Project description:The identification of classic risk factors for coronary artery disease unveiled pathophysiologic mechanisms of atherosclerosis. Among them, inflammation as a systemic process measurable in peripheral blood plays a central role in plaque progression. However, other mechanisms of plaque progression remain to be fully understood. Therefore, this study sought to further investigate systemic correlates of plaque progression by global gene expression in peripheral blood.
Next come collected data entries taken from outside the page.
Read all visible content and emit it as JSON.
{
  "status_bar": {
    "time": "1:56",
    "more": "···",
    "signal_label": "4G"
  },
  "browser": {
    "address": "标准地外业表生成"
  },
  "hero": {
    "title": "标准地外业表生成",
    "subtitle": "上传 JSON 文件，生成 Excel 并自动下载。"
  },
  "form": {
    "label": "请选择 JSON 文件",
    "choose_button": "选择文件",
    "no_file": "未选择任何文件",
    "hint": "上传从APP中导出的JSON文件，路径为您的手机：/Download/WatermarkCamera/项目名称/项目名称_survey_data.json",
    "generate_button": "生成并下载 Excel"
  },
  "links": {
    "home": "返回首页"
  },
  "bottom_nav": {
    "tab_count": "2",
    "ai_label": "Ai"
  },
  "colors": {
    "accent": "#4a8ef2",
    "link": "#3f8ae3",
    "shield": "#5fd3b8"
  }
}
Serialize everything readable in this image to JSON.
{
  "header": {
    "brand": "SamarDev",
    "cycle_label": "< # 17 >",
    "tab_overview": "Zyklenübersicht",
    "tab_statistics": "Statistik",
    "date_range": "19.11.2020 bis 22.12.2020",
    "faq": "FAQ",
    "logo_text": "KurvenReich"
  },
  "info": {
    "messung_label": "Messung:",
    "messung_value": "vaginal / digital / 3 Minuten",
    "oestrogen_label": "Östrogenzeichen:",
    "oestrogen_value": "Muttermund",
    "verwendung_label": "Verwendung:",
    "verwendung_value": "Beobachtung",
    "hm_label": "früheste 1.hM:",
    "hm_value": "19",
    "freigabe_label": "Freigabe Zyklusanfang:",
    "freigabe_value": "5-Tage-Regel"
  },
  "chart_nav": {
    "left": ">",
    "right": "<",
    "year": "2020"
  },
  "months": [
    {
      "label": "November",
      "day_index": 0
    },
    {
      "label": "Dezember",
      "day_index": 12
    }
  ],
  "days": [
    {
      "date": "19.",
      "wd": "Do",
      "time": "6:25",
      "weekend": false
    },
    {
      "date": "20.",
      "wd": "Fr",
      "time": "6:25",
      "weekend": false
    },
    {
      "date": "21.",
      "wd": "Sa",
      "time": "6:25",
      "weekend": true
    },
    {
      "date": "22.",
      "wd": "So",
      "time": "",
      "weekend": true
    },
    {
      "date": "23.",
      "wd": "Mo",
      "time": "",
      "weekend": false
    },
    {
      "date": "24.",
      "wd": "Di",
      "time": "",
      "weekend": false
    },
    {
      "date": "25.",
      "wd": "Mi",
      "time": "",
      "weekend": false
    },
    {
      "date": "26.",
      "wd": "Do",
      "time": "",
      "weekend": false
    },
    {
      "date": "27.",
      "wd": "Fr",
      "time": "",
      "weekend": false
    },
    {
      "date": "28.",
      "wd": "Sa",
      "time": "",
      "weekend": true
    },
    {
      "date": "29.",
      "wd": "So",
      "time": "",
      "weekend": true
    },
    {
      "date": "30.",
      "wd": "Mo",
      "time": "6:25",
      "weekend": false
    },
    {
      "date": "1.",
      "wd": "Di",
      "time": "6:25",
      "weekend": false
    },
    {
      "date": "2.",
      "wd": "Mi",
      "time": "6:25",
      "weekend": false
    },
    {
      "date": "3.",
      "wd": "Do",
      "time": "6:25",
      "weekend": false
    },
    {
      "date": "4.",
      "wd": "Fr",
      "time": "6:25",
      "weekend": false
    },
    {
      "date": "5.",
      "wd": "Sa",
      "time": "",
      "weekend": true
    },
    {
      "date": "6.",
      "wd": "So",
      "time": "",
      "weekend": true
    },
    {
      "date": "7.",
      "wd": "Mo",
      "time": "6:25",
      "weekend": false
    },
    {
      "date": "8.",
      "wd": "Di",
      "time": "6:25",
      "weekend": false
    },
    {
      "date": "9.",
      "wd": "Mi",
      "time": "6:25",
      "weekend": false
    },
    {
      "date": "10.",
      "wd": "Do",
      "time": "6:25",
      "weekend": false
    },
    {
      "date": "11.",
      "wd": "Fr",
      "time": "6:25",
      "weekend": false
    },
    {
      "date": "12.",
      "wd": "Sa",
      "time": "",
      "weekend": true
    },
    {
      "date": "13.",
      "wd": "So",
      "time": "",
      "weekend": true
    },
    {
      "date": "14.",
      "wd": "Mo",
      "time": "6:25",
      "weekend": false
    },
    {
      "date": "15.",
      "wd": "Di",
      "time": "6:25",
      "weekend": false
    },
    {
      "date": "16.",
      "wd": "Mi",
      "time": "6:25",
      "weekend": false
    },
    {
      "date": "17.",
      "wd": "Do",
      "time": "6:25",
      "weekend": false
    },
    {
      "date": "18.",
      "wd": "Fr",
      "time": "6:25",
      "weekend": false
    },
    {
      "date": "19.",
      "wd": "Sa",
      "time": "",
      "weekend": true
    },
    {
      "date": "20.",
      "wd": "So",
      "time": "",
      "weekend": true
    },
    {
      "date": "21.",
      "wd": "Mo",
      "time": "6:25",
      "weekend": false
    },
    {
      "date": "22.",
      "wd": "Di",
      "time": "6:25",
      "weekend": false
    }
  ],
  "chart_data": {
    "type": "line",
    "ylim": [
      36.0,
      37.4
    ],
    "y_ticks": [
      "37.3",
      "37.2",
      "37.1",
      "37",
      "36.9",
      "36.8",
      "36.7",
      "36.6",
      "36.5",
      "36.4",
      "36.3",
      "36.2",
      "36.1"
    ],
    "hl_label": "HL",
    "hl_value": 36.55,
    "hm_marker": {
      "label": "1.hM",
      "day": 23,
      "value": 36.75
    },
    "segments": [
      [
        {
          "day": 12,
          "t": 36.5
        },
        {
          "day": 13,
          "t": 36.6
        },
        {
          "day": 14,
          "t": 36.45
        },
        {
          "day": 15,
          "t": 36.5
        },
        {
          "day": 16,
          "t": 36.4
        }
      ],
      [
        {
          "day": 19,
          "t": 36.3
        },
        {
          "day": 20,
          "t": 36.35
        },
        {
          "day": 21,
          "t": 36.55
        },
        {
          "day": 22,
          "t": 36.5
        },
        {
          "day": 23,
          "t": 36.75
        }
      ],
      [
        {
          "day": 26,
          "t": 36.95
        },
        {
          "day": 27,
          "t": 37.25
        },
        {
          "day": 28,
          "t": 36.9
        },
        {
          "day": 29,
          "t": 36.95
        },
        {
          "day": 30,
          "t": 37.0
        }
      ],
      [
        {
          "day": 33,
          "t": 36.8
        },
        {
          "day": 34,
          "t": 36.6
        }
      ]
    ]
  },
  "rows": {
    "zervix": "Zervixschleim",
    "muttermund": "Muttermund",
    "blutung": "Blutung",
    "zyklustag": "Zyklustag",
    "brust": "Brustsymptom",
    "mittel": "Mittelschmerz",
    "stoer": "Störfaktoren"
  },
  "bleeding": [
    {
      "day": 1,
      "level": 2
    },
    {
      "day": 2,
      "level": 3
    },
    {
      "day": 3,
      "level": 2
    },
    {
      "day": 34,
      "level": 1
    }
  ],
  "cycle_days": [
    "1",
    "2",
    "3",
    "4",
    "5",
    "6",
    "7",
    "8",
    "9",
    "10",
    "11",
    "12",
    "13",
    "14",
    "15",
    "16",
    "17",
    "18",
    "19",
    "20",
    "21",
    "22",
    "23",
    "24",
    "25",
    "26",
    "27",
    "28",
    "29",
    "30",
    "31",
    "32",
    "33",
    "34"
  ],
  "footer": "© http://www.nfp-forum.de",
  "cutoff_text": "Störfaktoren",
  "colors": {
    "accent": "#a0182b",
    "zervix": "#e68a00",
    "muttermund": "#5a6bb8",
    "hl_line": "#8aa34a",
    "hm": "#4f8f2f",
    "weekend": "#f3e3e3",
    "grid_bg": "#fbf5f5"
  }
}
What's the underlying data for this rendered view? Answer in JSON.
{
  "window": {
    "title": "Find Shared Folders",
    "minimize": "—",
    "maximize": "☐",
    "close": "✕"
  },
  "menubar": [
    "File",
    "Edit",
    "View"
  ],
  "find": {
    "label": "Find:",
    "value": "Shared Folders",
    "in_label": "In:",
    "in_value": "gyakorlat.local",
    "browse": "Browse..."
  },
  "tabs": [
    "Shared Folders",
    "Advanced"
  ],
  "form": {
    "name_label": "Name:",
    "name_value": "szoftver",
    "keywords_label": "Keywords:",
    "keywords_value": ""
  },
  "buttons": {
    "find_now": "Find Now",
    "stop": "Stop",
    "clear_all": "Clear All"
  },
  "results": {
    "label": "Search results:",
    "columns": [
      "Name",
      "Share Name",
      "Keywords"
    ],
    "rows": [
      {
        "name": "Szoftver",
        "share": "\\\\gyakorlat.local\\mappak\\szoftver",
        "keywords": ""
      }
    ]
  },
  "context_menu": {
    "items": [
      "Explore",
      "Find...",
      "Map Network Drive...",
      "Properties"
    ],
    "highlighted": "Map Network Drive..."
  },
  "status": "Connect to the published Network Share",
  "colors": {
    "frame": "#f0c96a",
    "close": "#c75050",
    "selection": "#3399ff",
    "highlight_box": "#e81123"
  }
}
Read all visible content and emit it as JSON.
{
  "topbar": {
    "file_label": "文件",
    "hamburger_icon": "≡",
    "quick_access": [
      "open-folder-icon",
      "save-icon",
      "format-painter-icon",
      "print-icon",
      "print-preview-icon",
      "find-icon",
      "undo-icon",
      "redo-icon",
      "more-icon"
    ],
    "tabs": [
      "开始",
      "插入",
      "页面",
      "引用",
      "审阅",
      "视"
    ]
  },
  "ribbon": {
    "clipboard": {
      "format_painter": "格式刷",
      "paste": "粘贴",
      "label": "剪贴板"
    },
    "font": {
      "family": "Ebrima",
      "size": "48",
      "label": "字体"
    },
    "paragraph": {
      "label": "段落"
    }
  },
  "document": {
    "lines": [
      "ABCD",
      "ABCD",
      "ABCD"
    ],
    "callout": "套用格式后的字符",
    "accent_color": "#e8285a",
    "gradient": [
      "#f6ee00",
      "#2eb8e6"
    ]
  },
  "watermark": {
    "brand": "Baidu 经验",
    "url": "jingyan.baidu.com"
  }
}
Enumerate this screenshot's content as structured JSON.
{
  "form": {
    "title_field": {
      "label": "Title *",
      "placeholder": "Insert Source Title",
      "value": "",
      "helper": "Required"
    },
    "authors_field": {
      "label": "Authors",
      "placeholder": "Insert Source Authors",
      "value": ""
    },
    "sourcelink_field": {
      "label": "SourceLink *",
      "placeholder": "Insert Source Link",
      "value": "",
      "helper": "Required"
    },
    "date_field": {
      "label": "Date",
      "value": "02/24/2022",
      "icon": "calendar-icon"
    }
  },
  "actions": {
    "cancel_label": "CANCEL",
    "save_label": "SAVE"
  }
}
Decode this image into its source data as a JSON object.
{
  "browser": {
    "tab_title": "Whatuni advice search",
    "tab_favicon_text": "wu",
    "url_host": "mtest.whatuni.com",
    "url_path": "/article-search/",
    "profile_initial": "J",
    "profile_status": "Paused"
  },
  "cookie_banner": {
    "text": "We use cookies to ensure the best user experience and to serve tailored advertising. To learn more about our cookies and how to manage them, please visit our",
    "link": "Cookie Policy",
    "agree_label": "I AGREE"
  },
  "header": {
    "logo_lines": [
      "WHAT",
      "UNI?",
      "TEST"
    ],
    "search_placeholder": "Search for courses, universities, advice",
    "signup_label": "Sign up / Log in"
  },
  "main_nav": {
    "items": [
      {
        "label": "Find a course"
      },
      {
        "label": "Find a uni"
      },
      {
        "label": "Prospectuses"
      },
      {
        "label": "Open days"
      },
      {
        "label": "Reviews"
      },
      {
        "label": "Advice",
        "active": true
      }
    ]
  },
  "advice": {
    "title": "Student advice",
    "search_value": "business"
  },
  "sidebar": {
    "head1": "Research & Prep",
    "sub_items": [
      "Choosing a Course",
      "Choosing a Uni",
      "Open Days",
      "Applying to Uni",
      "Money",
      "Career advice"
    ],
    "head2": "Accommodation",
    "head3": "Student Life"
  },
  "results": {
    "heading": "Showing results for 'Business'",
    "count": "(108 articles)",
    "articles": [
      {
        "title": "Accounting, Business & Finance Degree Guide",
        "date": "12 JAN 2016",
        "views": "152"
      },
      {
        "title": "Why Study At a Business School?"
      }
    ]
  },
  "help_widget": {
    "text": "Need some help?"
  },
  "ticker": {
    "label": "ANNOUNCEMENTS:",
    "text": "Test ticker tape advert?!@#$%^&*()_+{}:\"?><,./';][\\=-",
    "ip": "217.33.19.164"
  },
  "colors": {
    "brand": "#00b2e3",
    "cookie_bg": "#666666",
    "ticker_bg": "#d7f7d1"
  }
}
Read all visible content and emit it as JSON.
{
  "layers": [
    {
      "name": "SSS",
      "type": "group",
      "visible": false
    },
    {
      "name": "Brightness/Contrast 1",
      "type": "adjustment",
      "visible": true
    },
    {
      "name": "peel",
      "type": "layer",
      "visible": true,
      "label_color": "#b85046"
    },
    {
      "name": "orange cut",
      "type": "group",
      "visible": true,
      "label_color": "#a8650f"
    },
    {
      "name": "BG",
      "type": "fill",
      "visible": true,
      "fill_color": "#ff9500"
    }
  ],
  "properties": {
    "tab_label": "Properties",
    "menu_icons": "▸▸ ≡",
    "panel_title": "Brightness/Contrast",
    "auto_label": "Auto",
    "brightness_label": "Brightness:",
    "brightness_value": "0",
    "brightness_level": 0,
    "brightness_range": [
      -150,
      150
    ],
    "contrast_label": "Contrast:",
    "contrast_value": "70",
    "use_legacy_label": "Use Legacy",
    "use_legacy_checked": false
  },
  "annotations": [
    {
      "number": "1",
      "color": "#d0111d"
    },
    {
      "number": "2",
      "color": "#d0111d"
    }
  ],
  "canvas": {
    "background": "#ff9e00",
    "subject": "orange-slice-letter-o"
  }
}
Microrarray gene expression analysis revealed 93 genes differentially expressed between the groups, of which 23 genes have no known function. Among the remaining 70 genes, 10 (14%) were identified to be associated with progenitor and pluripotent cells whereas only 3 genes (4%) had been associated with atherosclerosis. A risk prediction gene signature was developed by a multivariable statistical approach model integrating comprehensive laboratory and clinical patient data. This signature identified plaque progression with 81% sensitivity and 80% specificity (AUC: 0.86) for new patients, as estimated by resampling techniques. Array results were validated by qPCR for the genes ankyrin-2 (ANK2) and glutathione S-transferase theta 1 (GSTT1). In conclusion, patients with pogressive coronary artery disease despite good risk factor control exhibit particular gene expression patterns in peripheral blood. Understanding the functional implications of the observed changes might help to design new approaches to control atherosclerosis progression. From a large database of 45,727 coronary angiograms, peripheral blood was drawn from two patient groups with good risk factor control, but different clinical evolution: First, 16 patients with significant lesion progression leading to repeated coronary interventions and second, 16 patients with angiographically documented stable courses.